Excluding serial-entrepreneurs from the discussion, entrepreneurship often starts with a single vision/goal/dream. What separates successful entrepreneurs from others who fail, is the ability to persevere, break through walls, and overcome adversity. More often than not, you’ll find that entrepreneurs have thick skin, strong wills, and are obsessive about achieving their goals. Czysz is a tremendous example of these characteristics. For him, there is a strong desire to shape the future of the motorcycle industry.
“For me, there could be no greater accomplishment, at all, than to create, or to be involved, or to participate, or to somehow help in the American motorcycle scene. That is my goal, and I’ve jeopardized literally everything that I have…you would be surprised to find out what I was willing to do…sheer lunacy. To be honest, it was just stupid. But at some point its kind of like, you know…I’m quite confident we have one life on this Earth, and unfortunately motorcycles have been a huge part of my life, as it was my father’s, my grandfather’s, and my great-grandparent’s.”

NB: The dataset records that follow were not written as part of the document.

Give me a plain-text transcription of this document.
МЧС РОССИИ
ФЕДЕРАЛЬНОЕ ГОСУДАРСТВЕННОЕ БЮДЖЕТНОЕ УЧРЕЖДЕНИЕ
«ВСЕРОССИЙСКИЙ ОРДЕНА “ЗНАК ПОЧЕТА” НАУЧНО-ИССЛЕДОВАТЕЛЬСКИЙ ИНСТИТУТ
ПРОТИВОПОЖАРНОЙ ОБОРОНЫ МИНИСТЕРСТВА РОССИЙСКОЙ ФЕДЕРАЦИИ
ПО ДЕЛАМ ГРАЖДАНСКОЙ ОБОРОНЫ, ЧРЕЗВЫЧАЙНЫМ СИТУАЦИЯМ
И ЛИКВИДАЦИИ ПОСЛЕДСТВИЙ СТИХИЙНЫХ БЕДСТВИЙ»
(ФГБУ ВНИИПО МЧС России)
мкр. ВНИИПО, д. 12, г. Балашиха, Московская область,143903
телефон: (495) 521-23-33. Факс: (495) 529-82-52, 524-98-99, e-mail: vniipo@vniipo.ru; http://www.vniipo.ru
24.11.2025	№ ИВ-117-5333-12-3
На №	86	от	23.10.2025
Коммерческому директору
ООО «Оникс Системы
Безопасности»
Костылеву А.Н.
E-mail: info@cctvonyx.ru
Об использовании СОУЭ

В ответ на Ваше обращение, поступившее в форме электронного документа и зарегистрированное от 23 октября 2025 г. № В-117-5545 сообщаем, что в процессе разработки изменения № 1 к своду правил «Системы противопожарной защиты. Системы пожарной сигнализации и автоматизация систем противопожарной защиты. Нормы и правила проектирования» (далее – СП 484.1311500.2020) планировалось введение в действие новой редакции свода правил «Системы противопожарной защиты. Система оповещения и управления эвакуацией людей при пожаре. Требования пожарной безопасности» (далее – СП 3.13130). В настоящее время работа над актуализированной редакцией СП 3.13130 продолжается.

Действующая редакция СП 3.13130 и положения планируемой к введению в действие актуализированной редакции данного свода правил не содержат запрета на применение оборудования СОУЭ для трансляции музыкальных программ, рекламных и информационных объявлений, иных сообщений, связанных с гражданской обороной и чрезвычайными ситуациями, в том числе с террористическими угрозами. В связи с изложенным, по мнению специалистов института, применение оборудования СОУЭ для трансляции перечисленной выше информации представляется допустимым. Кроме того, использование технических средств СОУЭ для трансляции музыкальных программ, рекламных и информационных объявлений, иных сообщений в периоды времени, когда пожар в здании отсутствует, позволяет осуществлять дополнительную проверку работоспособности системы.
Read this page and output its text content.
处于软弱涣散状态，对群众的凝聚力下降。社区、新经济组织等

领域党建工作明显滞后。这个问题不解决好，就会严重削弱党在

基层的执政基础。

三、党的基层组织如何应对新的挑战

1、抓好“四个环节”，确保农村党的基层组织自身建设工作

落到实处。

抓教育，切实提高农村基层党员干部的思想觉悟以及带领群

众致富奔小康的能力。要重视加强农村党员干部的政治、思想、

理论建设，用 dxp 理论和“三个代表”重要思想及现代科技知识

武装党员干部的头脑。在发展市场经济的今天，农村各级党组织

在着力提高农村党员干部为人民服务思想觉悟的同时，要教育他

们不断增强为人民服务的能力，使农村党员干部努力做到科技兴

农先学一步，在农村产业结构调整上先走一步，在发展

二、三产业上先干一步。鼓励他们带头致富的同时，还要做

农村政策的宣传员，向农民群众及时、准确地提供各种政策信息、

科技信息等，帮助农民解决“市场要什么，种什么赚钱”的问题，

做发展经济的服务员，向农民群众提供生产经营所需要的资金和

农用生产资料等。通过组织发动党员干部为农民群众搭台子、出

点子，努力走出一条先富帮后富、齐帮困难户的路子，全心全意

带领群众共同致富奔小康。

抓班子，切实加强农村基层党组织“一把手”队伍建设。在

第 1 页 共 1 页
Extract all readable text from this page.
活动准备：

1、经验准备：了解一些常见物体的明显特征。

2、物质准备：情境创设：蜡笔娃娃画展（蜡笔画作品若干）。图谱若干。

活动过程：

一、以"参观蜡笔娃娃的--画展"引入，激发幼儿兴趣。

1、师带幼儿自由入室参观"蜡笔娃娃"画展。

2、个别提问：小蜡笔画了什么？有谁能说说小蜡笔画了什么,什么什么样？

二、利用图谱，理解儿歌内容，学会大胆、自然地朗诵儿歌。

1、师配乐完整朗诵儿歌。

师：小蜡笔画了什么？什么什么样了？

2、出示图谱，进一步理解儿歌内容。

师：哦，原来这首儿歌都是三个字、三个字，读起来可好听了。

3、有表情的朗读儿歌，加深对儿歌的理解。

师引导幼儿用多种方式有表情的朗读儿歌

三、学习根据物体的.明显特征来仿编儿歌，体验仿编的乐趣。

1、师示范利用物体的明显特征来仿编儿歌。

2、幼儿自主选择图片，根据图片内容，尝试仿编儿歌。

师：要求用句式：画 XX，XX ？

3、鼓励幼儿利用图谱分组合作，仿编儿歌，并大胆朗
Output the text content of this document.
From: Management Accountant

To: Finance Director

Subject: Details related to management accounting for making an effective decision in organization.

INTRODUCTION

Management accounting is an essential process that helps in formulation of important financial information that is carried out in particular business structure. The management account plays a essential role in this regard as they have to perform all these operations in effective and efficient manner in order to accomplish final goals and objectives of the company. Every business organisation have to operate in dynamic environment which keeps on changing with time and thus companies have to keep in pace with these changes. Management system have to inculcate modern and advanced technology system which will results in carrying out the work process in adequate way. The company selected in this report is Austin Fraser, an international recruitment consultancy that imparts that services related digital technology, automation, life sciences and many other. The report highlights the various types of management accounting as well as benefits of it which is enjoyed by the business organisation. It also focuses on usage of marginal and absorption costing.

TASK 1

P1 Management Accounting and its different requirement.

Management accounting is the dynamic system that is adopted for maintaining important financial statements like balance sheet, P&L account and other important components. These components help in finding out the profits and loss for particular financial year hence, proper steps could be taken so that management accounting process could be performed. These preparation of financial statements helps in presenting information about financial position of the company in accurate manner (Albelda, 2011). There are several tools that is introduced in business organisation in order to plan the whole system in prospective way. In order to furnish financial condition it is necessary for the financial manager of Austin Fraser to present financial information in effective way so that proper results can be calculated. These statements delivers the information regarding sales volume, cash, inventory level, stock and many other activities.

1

For someone like Czysz who is in the industry to make his mark, the ability to switch gears and embrace a new idea is infinitely more attainable than it would be at company that is trying to maintain market share and revenue. The latter is essentially fancy wording for maintaining the status-quo, while the prior is interested finding a foothold and leveraging it. This is the fundamental nature of startups vs. entrenched corporations, so it should come with little surprise that this past summer we saw MotoCzysz at the first ever TTXGP.
While not the best outing for MotoCzysz (Michael would describe it as: “Awful..it couldn’t have been worse”), the event showcased three American companies that were willing to take on this new challenge of electric motorcycles. With a tremendous amount of innovation coming out of these companies, MotoCzysz in particular, the American motorcycle industry has the opportunity to have new life breathed into it. Instead of being known for its blind attachment to nostalgic designs, the new motorcycle industry lead by these startups has to chance to be an industry leader. Perhaps even more important, American motorcycles have an opportunity to be revered as the most advanced, the most innovative, and in the performance category: the fastest.
Because of these factors, it makes the next coming year a very pivotal and exciting time to be a part of the American motorcycle industry, and to see how the American sportbike gets redefined in the world market.